There was yet another option. From reading through his files, Yearling knew Groves’ DNA existed somewhere as part of his previous murder convictions. On October 5, 2011, Yearling and Anthony Parisi met with police and sheriff’s investigators from Aurora, Arapahoe County, and Jefferson County as part of an investigation into female body dumps across the region. Yearling asked if anyone was working on a Groves-related case that might include DNA evidence. Nothing was active, the investigators told the pair, but someone suggested that Lakewood Police might have saved Groves’ DNA profile from the 1981 Tammy Sue Woodrum murder. Yearling called Lakewood immediately. A sergeant there tracked down Groves’ decades-old DNA report and said he’d email it over.

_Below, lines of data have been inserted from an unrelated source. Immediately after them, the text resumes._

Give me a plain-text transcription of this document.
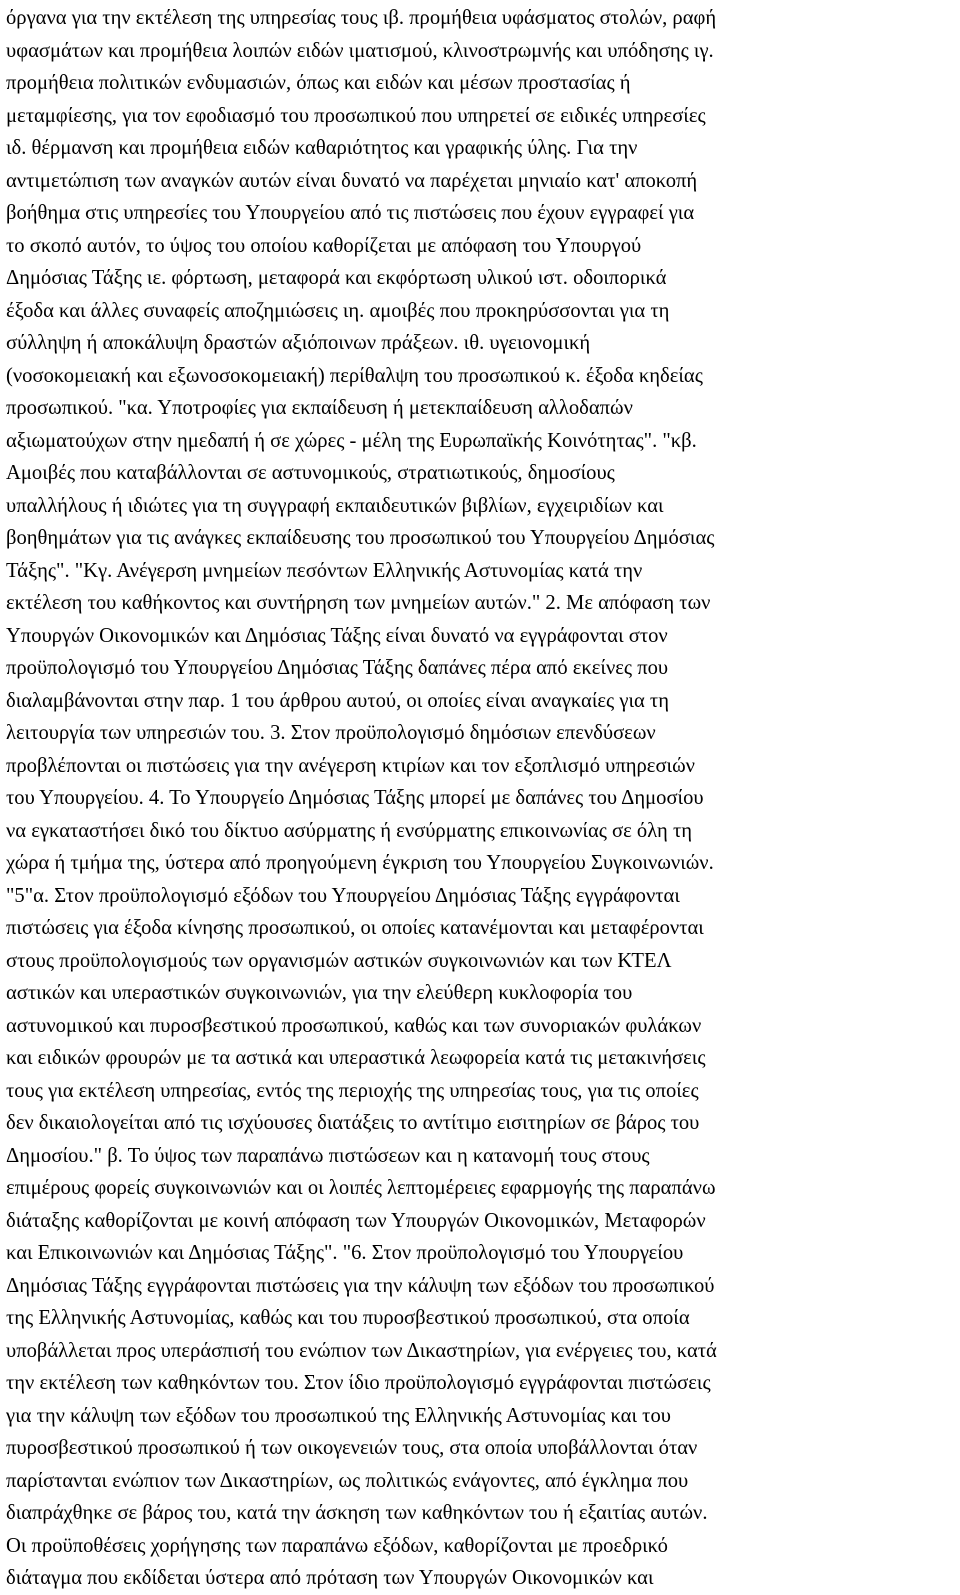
όργανα για την εκτέλεση της υπηρεσίας τους ιβ. προμήθεια υφάσματος στολών, ραφή
υφασμάτων και προμήθεια λοιπών ειδών ιματισμού, κλινοστρωμνής και υπόδησης ιγ.
προμήθεια πολιτικών ενδυμασιών, όπως και ειδών και μέσων προστασίας ή
μεταμφίεσης, για τον εφοδιασμό του προσωπικού που υπηρετεί σε ειδικές υπηρεσίες
ιδ. θέρμανση και προμήθεια ειδών καθαριότητος και γραφικής ύλης. Για την
αντιμετώπιση των αναγκών αυτών είναι δυνατό να παρέχεται μηνιαίο κατ' αποκοπή
βοήθημα στις υπηρεσίες του Υπουργείου από τις πιστώσεις που έχουν εγγραφεί για
το σκοπό αυτόν, το ύψος του οποίου καθορίζεται με απόφαση του Υπουργού
Δημόσιας Τάξης ιε. φόρτωση, μεταφορά και εκφόρτωση υλικού ιστ. οδοιπορικά
έξοδα και άλλες συναφείς αποζημιώσεις ιη. αμοιβές που προκηρύσσονται για τη
σύλληψη ή αποκάλυψη δραστών αξιόποινων πράξεων. ιθ. υγειονομική
(νοσοκομειακή και εξωνοσοκομειακή) περίθαλψη του προσωπικού κ. έξοδα κηδείας
προσωπικού. "κα. Υποτροφίες για εκπαίδευση ή μετεκπαίδευση αλλοδαπών
αξιωματούχων στην ημεδαπή ή σε χώρες - μέλη της Ευρωπαϊκής Κοινότητας". "κβ.
Αμοιβές που καταβάλλονται σε αστυνομικούς, στρατιωτικούς, δημοσίους
υπαλλήλους ή ιδιώτες για τη συγγραφή εκπαιδευτικών βιβλίων, εγχειριδίων και
βοηθημάτων για τις ανάγκες εκπαίδευσης του προσωπικού του Υπουργείου Δημόσιας
Τάξης". "Κγ. Ανέγερση μνημείων πεσόντων Ελληνικής Αστυνομίας κατά την
εκτέλεση του καθήκοντος και συντήρηση των μνημείων αυτών." 2. Με απόφαση των
Υπουργών Οικονομικών και Δημόσιας Τάξης είναι δυνατό να εγγράφονται στον
προϋπολογισμό του Υπουργείου Δημόσιας Τάξης δαπάνες πέρα από εκείνες που
διαλαμβάνονται στην παρ. 1 του άρθρου αυτού, οι οποίες είναι αναγκαίες για τη
λειτουργία των υπηρεσιών του. 3. Στον προϋπολογισμό δημόσιων επενδύσεων
προβλέπονται οι πιστώσεις για την ανέγερση κτιρίων και τον εξοπλισμό υπηρεσιών
του Υπουργείου. 4. Το Υπουργείο Δημόσιας Τάξης μπορεί με δαπάνες του Δημοσίου
να εγκαταστήσει δικό του δίκτυο ασύρματης ή ενσύρματης επικοινωνίας σε όλη τη
χώρα ή τμήμα της, ύστερα από προηγούμενη έγκριση του Υπουργείου Συγκοινωνιών.
"5"α. Στον προϋπολογισμό εξόδων του Υπουργείου Δημόσιας Τάξης εγγράφονται
πιστώσεις για έξοδα κίνησης προσωπικού, οι οποίες κατανέμονται και μεταφέρονται
στους προϋπολογισμούς των οργανισμών αστικών συγκοινωνιών και των ΚΤΕΛ
αστικών και υπεραστικών συγκοινωνιών, για την ελεύθερη κυκλοφορία του
αστυνομικού και πυροσβεστικού προσωπικού, καθώς και των συνοριακών φυλάκων
και ειδικών φρουρών με τα αστικά και υπεραστικά λεωφορεία κατά τις μετακινήσεις
τους για εκτέλεση υπηρεσίας, εντός της περιοχής της υπηρεσίας τους, για τις οποίες
δεν δικαιολογείται από τις ισχύουσες διατάξεις το αντίτιμο εισιτηρίων σε βάρος του
Δημοσίου." β. Το ύψος των παραπάνω πιστώσεων και η κατανομή τους στους
επιμέρους φορείς συγκοινωνιών και οι λοιπές λεπτομέρειες εφαρμογής της παραπάνω
διάταξης καθορίζονται με κοινή απόφαση των Υπουργών Οικονομικών, Μεταφορών
και Επικοινωνιών και Δημόσιας Τάξης". "6. Στον προϋπολογισμό του Υπουργείου
Δημόσιας Τάξης εγγράφονται πιστώσεις για την κάλυψη των εξόδων του προσωπικού
της Ελληνικής Αστυνομίας, καθώς και του πυροσβεστικού προσωπικού, στα οποία
υποβάλλεται προς υπεράσπισή του ενώπιον των Δικαστηρίων, για ενέργειες του, κατά
την εκτέλεση των καθηκόντων του. Στον ίδιο προϋπολογισμό εγγράφονται πιστώσεις
για την κάλυψη των εξόδων του προσωπικού της Ελληνικής Αστυνομίας και του
πυροσβεστικού προσωπικού ή των οικογενειών τους, στα οποία υποβάλλονται όταν
παρίστανται ενώπιον των Δικαστηρίων, ως πολιτικώς ενάγοντες, από έγκλημα που
διαπράχθηκε σε βάρος του, κατά την άσκηση των καθηκόντων του ή εξαιτίας αυτών.
Οι προϋποθέσεις χορήγησης των παραπάνω εξόδων, καθορίζονται με προεδρικό
διάταγμα που εκδίδεται ύστερα από πρόταση των Υπουργών Οικονομικών και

Yearling printed the email and raced back to his cubicle. He pulled the suspect DNA profile that connected the Peggy Cuff and Emma Jenefor cases, and set it on his desk next to the Lakewood report. Yearling’s eyes darted among the pages. Because the write-ups were done by different labs 30 years apart, they weren’t exactly alike. Still, Yearling had worked enough DNA cases that he could figure out at least a portion of the jumbled forensic coding. One set of numbers. One match. Another set of numbers. Another match. More numbers. More matches. About halfway through the reports, Yearling stopped, pushed himself away from his desk, and grabbed a yellow highlighter. He looked at the papers again. Match. Highlight. Match. Highlight. Match. Highlight.
He jumped up, rushed down the hall to the elevator, and pushed a button for the sixth-floor crime laboratory. When the doors opened, Parisi was walking around the corner. The two nearly collided. To the sergeant, it looked as if Yearling had just matched a winninglotto ticket. The detective waved several pieces of paper in the air. Parisi trusted Yearling’s instincts, he said, but he too wanted confirmation from the lab.
Yearling waited a couple of minutes inside the crime lab’s lobby, but it felt like an hour. An analyst finally showed up, took the papers, and studied them for a few moments. The lab would have to do its own examination, the analyst said, but the coding appeared to match. Yearling had just solved the cases.
The detective smiled, walked back to the hallway, and wanted to scream. Yearling couldn’t wait for the elevator to come. He ran four flights back to the cold case unit and stopped in the doorway of Parisi’s office. The sergeant was sitting behind his desk. Yearling held the pieces of paper to the sides of his face and smiled. “We got him.”